What good is it if a man gains the whole world and forfeits his soul?
Contrary to popular belief, I’m not independently wealthy. In the least. I have no kids, no wife, no car payment, and no student debt (or debt of any kind, except mortgages), which enables me to spend money on a lot of things that I enjoy. Then, I go back to work and save up and do it all over again.
Some may point to the things I do and say that I’m an inspiration, that my photos and adventures inspire them to get out and do more, that my music touches them. I definitely appreciate hearing those things. However, much of what I do is based around me. I’m selfish to the core.
Hiking, travel, and real estate aren’t bad things. In fact, they’re positive, when part of a balanced approach to life and finances. Unfortunately, I lack that balance.
Sure, I sponsor some children in Africa and India. Sure, I donate a portion of each album sale to MercyCorps. And I pat myself on the back smugly and go right on living a selfish life, a slave to the dollar and what it can do for me.
Do I say I trust God with everything, including my money? Yes.
Does my life demonstrate that to be true? No.
Here I sit, in my comfortable house that cost me hundreds of thousands, wearing clothes that cost me hundreds, drinking organic kombucha that cost me $5, writing about money and sacrifice.
What would it take for me to step out in faith? To quit my job, to sell almost everything, and to move to a place with a lot of need? To give my life, and money, in service to others, not from a stage but behind the scenes? Would I finally learn to rely on God, to give Him control of my wallet as well as my heart?
God doesn’t call us to be comfortable. He doesn’t promise to make things easy for us. In fact, just the opposite. The Message puts Matthew 10:38–39 this way: “If you don’t go all the way with me, through thick and thin, you don’t deserve me. If your first concern is to look after yourself, you’ll never find yourself. But if you forget about yourself and look to me, you’ll find both yourself and me.”
I’m comfortable. I’m stuck. I don’t deserve Him. And I can’t find myself.
When I look at myself in the mirror, I see a man who wants to give more. Who wants to serve more. But because of my dependence on the almighty dollar and the security and happiness it brings, I can’t. Or won’t. My first concern is to look after myself. So I remain stuck. Stuck in a barely bourgeoisie bubble of comfort and cowardice.
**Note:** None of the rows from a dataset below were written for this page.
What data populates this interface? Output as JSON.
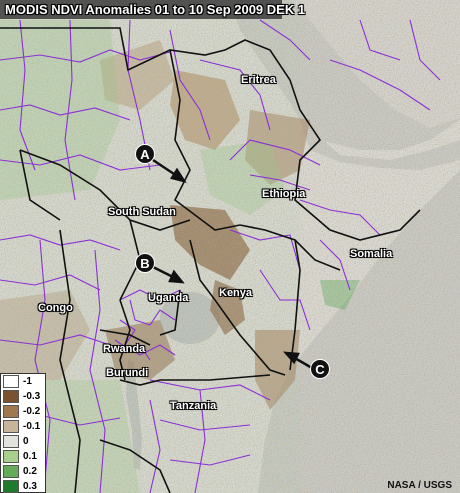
{
  "title": "MODIS NDVI Anomalies  01 to 10 Sep 2009 DEK 1",
  "credit": "NASA / USGS",
  "countries": {
    "eritrea": "Eritrea",
    "ethiopia": "Ethiopia",
    "south_sudan": "South Sudan",
    "somalia": "Somalia",
    "kenya": "Kenya",
    "uganda": "Uganda",
    "congo": "Congo",
    "rwanda": "Rwanda",
    "burundi": "Burundi",
    "tanzania": "Tanzania"
  },
  "markers": {
    "a": "A",
    "b": "B",
    "c": "C"
  },
  "legend": [
    {
      "label": "-1",
      "color": "#ffffff"
    },
    {
      "label": "-0.3",
      "color": "#7a5230"
    },
    {
      "label": "-0.2",
      "color": "#a07850"
    },
    {
      "label": "-0.1",
      "color": "#c8b49a"
    },
    {
      "label": "0",
      "color": "#e2e2dc"
    },
    {
      "label": "0.1",
      "color": "#a8cf8c"
    },
    {
      "label": "0.2",
      "color": "#64ab58"
    },
    {
      "label": "0.3",
      "color": "#1f7a2c"
    }
  ],
  "colors": {
    "sea": "#c6c8c6",
    "land": "#d9dad6",
    "admin_border": "#8b2fd6",
    "country_border": "#111111"
  }
}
My savings account gets fuller while my soul is sucked dry.
What’s it going to take?
My Westernized brain tells me to include a disclaimer here. To say something about how saving and planning are good and balance is necessary. God calls us to be faithful stewards, after all, in a famous parable.
In reading that parable, though, it’s easy to forget that the money that we’re supposed to steward is His, not our own. Do we believe that? Do we actually think that He can provide? Do we go search for our own beef instead of trusting in His cattle on a thousand hills? Do we hedge our bets against His faithfulness with our 401ks and investments? What could He do with our money if we trusted Him with more than ten percent of it?
I don’t have the guts to find out. I wish I did. I hope to.
Did the words of Jesus somehow take on a different meaning over the last two millennia? Did He ask more of his followers then than He does of us now? Does writing a check to a charity really count as giving up everything to follow Him? Or have we become numb to the stark reality of what Jesus has called us to do: to trust Him with everything? To sacrifice everything?
What if Jesus Himself, after thinking things through, would have decided not to give it all? What if He would have come down wrapped in glory, said some positive things about self-improvement, and then ascended back to heaven, never having tasted death or suffering on our behalf? Our eternal future would look a lot different, that’s for sure.
In conclusion, I don’t have answers. I don’t know how to unchain myself, but I know that some big changes are necessary. And they’re coming.
I don’t want to be Sisyphus. I don’t want to be stuck.
Money is replaceable. Time spent chasing it is not.